Survey research is a multi-disciplinary activity involving a wide variety of disciplines and
expertise including subject matter specialists, questionnaire designers, statisticians, survey
managers, interviewers and computer specialists. Analysis of the resulting dataset furthers
research in the health and social sciences, which in turn affects policy. This proposal focuses
on the various complexities of a common data type, the sample survey, with potential to impact
the entire survey process, research in substantive areas, and subsequent policy.
Here is a brief description of the typical survey process. Once the objectives of the survey
are made clear the subject matter specialist provides general questions that address the survey's
objectives. A questionnaire designer then translates these general questions into a format that
can be easily understood by a potential respondent. The questionnaire becomes the measuring instrument
used to obtain the data from the survey. Once the design of the questionnaire is complete, the sample
of potential respondents is chosen by some random mechanism. In view of competing concerns regarding
the cost to run the survey and the statistical efficiency of the data that are collected, the sample
may be obtained in an economically efficient way, but may result in a complicated data structure.
After the sample has been selected, the questionnaire is delivered by mail, telephone, personal
interview or via the Internet. This is carried out under the direction of a survey manager and
this aspect of the process includes the training and supervision of the interviewers. For a wide
variety of reasons, the data file that is returned once data collection is complete will almost
certainly contain missing values. Statisticians are involved in the development of the sampling
design, and in the analysis of the resulting data; the research of this MITACS team focuses on the
issues that arise in data analysis. It is important to note, however, that the analysis of the data
is closely tied to the way in which the data have been collected.

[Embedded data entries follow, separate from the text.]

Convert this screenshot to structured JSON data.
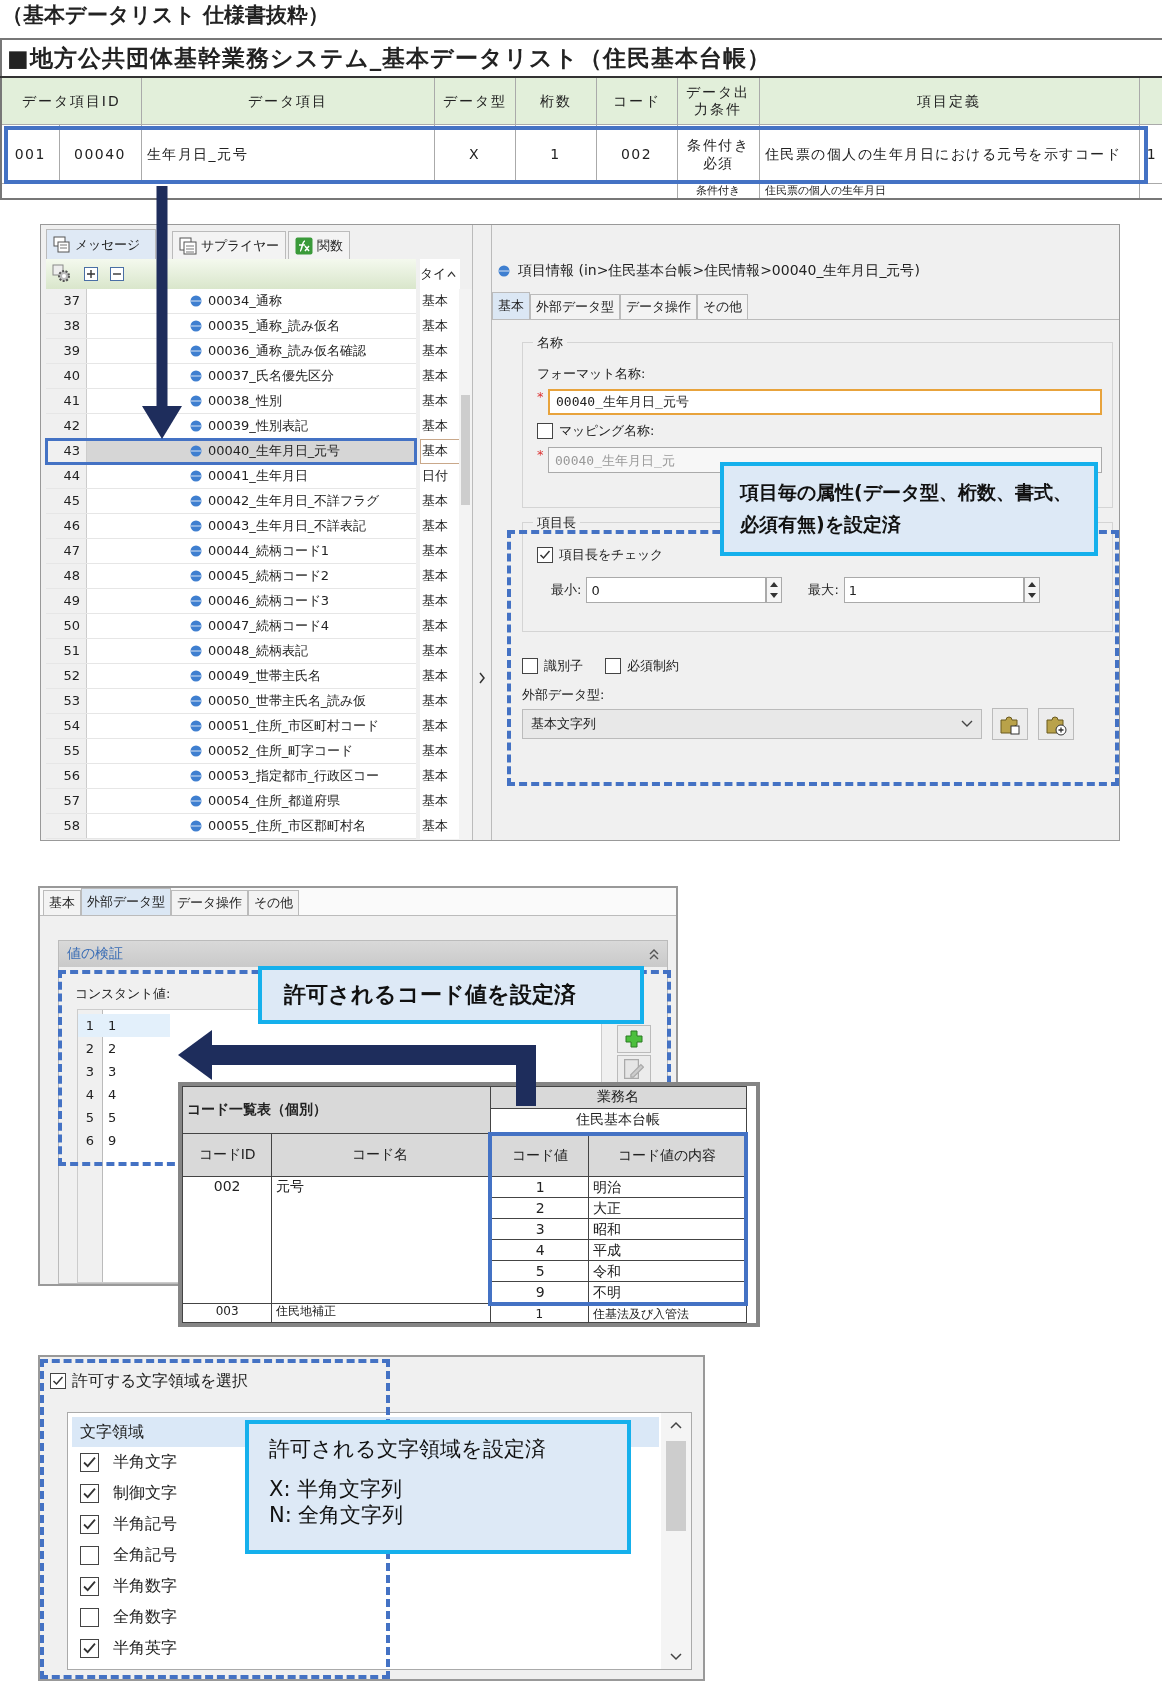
{
  "caption": "（基本データリスト 仕様書抜粋）",
  "spec_table": {
    "title": "■地方公共団体基幹業務システム_基本データリスト（住民基本台帳）",
    "columns": [
      {
        "label": "データ項目ID",
        "colspan": 2
      },
      {
        "label": "データ項目"
      },
      {
        "label": "データ型"
      },
      {
        "label": "桁数"
      },
      {
        "label": "コード"
      },
      {
        "label": "データ出力条件"
      },
      {
        "label": "項目定義"
      }
    ],
    "rows": [
      {
        "cells": [
          "001",
          "00040",
          "生年月日_元号",
          "X",
          "1",
          "002",
          "条件付き必須",
          "住民票の個人の生年月日における元号を示すコード",
          "1"
        ],
        "highlighted": true
      }
    ],
    "next_row": {
      "condition": "条件付き",
      "definition": "住民票の個人の生年月日"
    }
  },
  "editor": {
    "tool_tabs": [
      {
        "label": "メッセージ",
        "selected": true
      },
      {
        "label": "サプライヤー",
        "selected": false
      },
      {
        "label": "関数",
        "selected": false
      }
    ],
    "type_header": "タイ",
    "rows": [
      {
        "number": "37",
        "name": "00034_通称",
        "type": "基本",
        "selected": false
      },
      {
        "number": "38",
        "name": "00035_通称_読み仮名",
        "type": "基本",
        "selected": false
      },
      {
        "number": "39",
        "name": "00036_通称_読み仮名確認",
        "type": "基本",
        "selected": false
      },
      {
        "number": "40",
        "name": "00037_氏名優先区分",
        "type": "基本",
        "selected": false
      },
      {
        "number": "41",
        "name": "00038_性別",
        "type": "基本",
        "selected": false
      },
      {
        "number": "42",
        "name": "00039_性別表記",
        "type": "基本",
        "selected": false
      },
      {
        "number": "43",
        "name": "00040_生年月日_元号",
        "type": "基本",
        "selected": true
      },
      {
        "number": "44",
        "name": "00041_生年月日",
        "type": "日付",
        "selected": false
      },
      {
        "number": "45",
        "name": "00042_生年月日_不詳フラグ",
        "type": "基本",
        "selected": false
      },
      {
        "number": "46",
        "name": "00043_生年月日_不詳表記",
        "type": "基本",
        "selected": false
      },
      {
        "number": "47",
        "name": "00044_続柄コード1",
        "type": "基本",
        "selected": false
      },
      {
        "number": "48",
        "name": "00045_続柄コード2",
        "type": "基本",
        "selected": false
      },
      {
        "number": "49",
        "name": "00046_続柄コード3",
        "type": "基本",
        "selected": false
      },
      {
        "number": "50",
        "name": "00047_続柄コード4",
        "type": "基本",
        "selected": false
      },
      {
        "number": "51",
        "name": "00048_続柄表記",
        "type": "基本",
        "selected": false
      },
      {
        "number": "52",
        "name": "00049_世帯主氏名",
        "type": "基本",
        "selected": false
      },
      {
        "number": "53",
        "name": "00050_世帯主氏名_読み仮",
        "type": "基本",
        "selected": false
      },
      {
        "number": "54",
        "name": "00051_住所_市区町村コード",
        "type": "基本",
        "selected": false
      },
      {
        "number": "55",
        "name": "00052_住所_町字コード",
        "type": "基本",
        "selected": false
      },
      {
        "number": "56",
        "name": "00053_指定都市_行政区コー",
        "type": "基本",
        "selected": false
      },
      {
        "number": "57",
        "name": "00054_住所_都道府県",
        "type": "基本",
        "selected": false
      },
      {
        "number": "58",
        "name": "00055_住所_市区郡町村名",
        "type": "基本",
        "selected": false
      }
    ],
    "item_info": {
      "title": "項目情報 (in>住民基本台帳>住民情報>00040_生年月日_元号)",
      "tabs": [
        {
          "label": "基本",
          "selected": true
        },
        {
          "label": "外部データ型",
          "selected": false
        },
        {
          "label": "データ操作",
          "selected": false
        },
        {
          "label": "その他",
          "selected": false
        }
      ],
      "name_group": "名称",
      "format_label": "フォーマット名称:",
      "format_required_mark": "*",
      "format_value": "00040_生年月日_元号",
      "mapping_label": "マッピング名称:",
      "mapping_checked": false,
      "mapping_required_mark": "*",
      "mapping_value": "00040_生年月日_元",
      "length_group": "項目長",
      "length_check_label": "項目長をチェック",
      "length_checked": true,
      "min_label": "最小:",
      "min_value": "0",
      "max_label": "最大:",
      "max_value": "1",
      "flags": [
        {
          "label": "識別子",
          "checked": false
        },
        {
          "label": "必須制約",
          "checked": false
        }
      ],
      "external_type_label": "外部データ型:",
      "external_type_value": "基本文字列"
    },
    "callout": "項目毎の属性(データ型、桁数、書式、必須有無)を設定済"
  },
  "validation": {
    "tabs": [
      {
        "label": "基本",
        "selected": false
      },
      {
        "label": "外部データ型",
        "selected": true
      },
      {
        "label": "データ操作",
        "selected": false
      },
      {
        "label": "その他",
        "selected": false
      }
    ],
    "group_title": "値の検証",
    "constant_label": "コンスタント値:",
    "constants": [
      {
        "number": "1",
        "value": "1",
        "selected": true
      },
      {
        "number": "2",
        "value": "2",
        "selected": false
      },
      {
        "number": "3",
        "value": "3",
        "selected": false
      },
      {
        "number": "4",
        "value": "4",
        "selected": false
      },
      {
        "number": "5",
        "value": "5",
        "selected": false
      },
      {
        "number": "6",
        "value": "9",
        "selected": false
      }
    ],
    "callout": "許可されるコード値を設定済",
    "code_table": {
      "title": "コード一覧表（個別）",
      "business_label": "業務名",
      "business_value": "住民基本台帳",
      "columns": [
        "コードID",
        "コード名",
        "コード値",
        "コード値の内容"
      ],
      "groups": [
        {
          "id": "002",
          "name": "元号",
          "highlighted": true,
          "values": [
            {
              "code": "1",
              "meaning": "明治"
            },
            {
              "code": "2",
              "meaning": "大正"
            },
            {
              "code": "3",
              "meaning": "昭和"
            },
            {
              "code": "4",
              "meaning": "平成"
            },
            {
              "code": "5",
              "meaning": "令和"
            },
            {
              "code": "9",
              "meaning": "不明"
            }
          ]
        },
        {
          "id": "003",
          "name": "住民地補正",
          "highlighted": false,
          "values": [
            {
              "code": "1",
              "meaning": "住基法及び入管法"
            }
          ]
        }
      ]
    }
  },
  "char_filter": {
    "select_label": "許可する文字領域を選択",
    "select_checked": true,
    "list_header": "文字領域",
    "items": [
      {
        "label": "半角文字",
        "checked": true
      },
      {
        "label": "制御文字",
        "checked": true
      },
      {
        "label": "半角記号",
        "checked": true
      },
      {
        "label": "全角記号",
        "checked": false
      },
      {
        "label": "半角数字",
        "checked": true
      },
      {
        "label": "全角数字",
        "checked": false
      },
      {
        "label": "半角英字",
        "checked": true
      }
    ],
    "callout": [
      "許可される文字領域を設定済",
      "X: 半角文字列",
      "N: 全角文字列"
    ]
  }
}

Statistics Canada surveys and similar surveys managed by Westat Inc, as well as other social surveys,
have increasingly complex structures. Most methods of data analysis have been developed for cross-sectional
scenarios where the data are collected at only a single time point. Although they may be described as having
complex structures, cross-sectional surveys are simpler than some new surveys currently being run.
Taking cross-sectional data as the standard fare from the past, there are two new and important complexities
in current surveys that are increasingly prevalent: the introduction of time, and the introduction of space.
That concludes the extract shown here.